Ce n’étaient heureusement que d’inoffensifs marsouins. Ces « clowns » de la mer venaient tout bonnement reconnaître quels étaient ces êtres singuliers qui flottaient dans leur élément, — des mammifères comme eux, mais nullement marins.

Curieux spectacle ! Ces marsouins s’approchaient en troupes ; ils filaient comme des flèches, en nuançant les couches liquides de leurs couleurs d’émeraude ; ils s’élançaient de cinq à six pieds hors des flots ; ils faisaient une sorte de saut périlleux, qui attestait la souplesse et la vigueur de leurs muscles. Ah ! si les scaphandres avaient pu fendre l’eau avec cette rapidité, qui est supérieure à celle des meilleurs navires, ils n’auraient sans doute pas tardé à rallier la terre ! C’était à donner envie de s’amarrer à quelques-uns de ces animaux, et de se faire remorquer par eux. Mais quelles culbutes et quels plongeons ! Mieux valait encore ne demander qu’à la brise un déplacement qui, pour être plus lent, était infiniment plus pratique.

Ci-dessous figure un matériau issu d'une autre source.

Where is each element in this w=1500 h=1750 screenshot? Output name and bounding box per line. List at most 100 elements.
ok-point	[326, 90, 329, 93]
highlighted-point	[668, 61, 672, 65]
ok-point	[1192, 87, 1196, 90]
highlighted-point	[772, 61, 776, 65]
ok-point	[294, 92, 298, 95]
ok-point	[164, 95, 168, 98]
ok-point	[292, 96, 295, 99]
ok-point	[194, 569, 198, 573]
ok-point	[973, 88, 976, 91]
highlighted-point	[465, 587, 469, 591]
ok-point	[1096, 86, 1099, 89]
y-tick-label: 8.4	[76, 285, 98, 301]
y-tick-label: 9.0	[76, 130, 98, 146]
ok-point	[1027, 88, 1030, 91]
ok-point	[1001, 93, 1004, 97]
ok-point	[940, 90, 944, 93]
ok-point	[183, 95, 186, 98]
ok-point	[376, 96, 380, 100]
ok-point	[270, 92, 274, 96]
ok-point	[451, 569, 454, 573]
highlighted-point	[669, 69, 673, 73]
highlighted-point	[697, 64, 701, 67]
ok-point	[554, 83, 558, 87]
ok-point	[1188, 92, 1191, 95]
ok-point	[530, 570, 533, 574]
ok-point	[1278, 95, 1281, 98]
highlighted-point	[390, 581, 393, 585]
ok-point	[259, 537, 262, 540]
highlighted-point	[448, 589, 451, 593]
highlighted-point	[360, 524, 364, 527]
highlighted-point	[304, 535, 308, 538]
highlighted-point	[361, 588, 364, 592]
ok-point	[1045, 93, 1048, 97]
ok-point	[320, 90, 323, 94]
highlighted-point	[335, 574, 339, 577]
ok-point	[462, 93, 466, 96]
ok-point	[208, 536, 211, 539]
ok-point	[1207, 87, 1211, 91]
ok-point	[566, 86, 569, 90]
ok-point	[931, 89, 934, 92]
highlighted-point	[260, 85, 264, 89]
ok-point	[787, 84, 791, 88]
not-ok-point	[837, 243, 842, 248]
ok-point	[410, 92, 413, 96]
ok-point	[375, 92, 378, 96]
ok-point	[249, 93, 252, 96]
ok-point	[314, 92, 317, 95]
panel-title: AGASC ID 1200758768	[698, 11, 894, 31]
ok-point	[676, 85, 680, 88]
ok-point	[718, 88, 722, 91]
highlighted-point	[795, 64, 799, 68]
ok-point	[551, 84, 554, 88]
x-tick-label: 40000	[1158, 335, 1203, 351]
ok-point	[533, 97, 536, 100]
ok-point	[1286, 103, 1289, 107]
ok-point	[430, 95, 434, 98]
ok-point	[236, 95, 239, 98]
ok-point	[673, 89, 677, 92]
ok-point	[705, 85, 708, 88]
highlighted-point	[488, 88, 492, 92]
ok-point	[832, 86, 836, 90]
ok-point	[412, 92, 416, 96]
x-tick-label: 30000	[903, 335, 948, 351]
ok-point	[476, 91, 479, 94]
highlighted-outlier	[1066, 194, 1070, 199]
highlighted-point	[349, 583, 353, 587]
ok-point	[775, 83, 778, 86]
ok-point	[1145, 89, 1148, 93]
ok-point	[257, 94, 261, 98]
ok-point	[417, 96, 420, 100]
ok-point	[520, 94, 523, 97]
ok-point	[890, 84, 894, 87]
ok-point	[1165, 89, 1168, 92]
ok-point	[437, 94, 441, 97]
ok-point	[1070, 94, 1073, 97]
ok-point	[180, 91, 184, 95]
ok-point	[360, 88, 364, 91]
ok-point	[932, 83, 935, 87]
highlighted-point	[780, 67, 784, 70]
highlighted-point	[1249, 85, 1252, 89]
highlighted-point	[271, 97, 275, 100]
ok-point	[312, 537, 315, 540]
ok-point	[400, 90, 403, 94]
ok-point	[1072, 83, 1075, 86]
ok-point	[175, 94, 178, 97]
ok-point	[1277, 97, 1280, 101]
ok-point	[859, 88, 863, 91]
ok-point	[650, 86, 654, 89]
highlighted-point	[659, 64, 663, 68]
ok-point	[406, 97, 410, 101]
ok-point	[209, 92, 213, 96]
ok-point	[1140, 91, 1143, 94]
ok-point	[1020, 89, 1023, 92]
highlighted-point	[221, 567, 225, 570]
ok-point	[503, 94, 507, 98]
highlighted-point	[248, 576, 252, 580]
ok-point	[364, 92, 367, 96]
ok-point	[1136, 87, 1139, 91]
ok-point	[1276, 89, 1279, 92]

Cependant, vers midi, le vent tomba tout à fait. Il finit par des « velées » capricieuses, qui gonflaient un instant les petites voiles et les laissaient retomber inertes. L’écoute ne tendait plus la main qui la tenait. Le sillage ne murmurait plus ni aux pieds ni à la tête des scaphandres.

« Une complication… dit Craig.

— Grave ! » répondit Fry.

On s’arrêta un instant. Les mâts furent déplantés, les voiles serrées, et chacun, se replaçant dans la position verticale, observa l’horizon.

La mer était toujours déserte. Pas une voile en vue, pas une fumée de steamer s’estompant sur le ciel. Un soleil ardent avait bu toutes les vapeurs et comme raréfié les courants atmosphériques. La température de l’eau eût paru chaude, même à des gens qui n’auraient pas été vêtus d’une double enveloppe de caoutchouc !

Cependant, si rassurés que se fussent dits Fry-Craig sur l’issue de cette aventure, ils ne laissaient pas d’être inquiets. En effet, la distance parcourue depuis seize heures environ ne pouvait être estimée ; mais, que rien ne décelât la proximité du littoral, ni bâtiment de commerce, ni barque de pêche, voilà qui devenait de plus en plus inexplicable.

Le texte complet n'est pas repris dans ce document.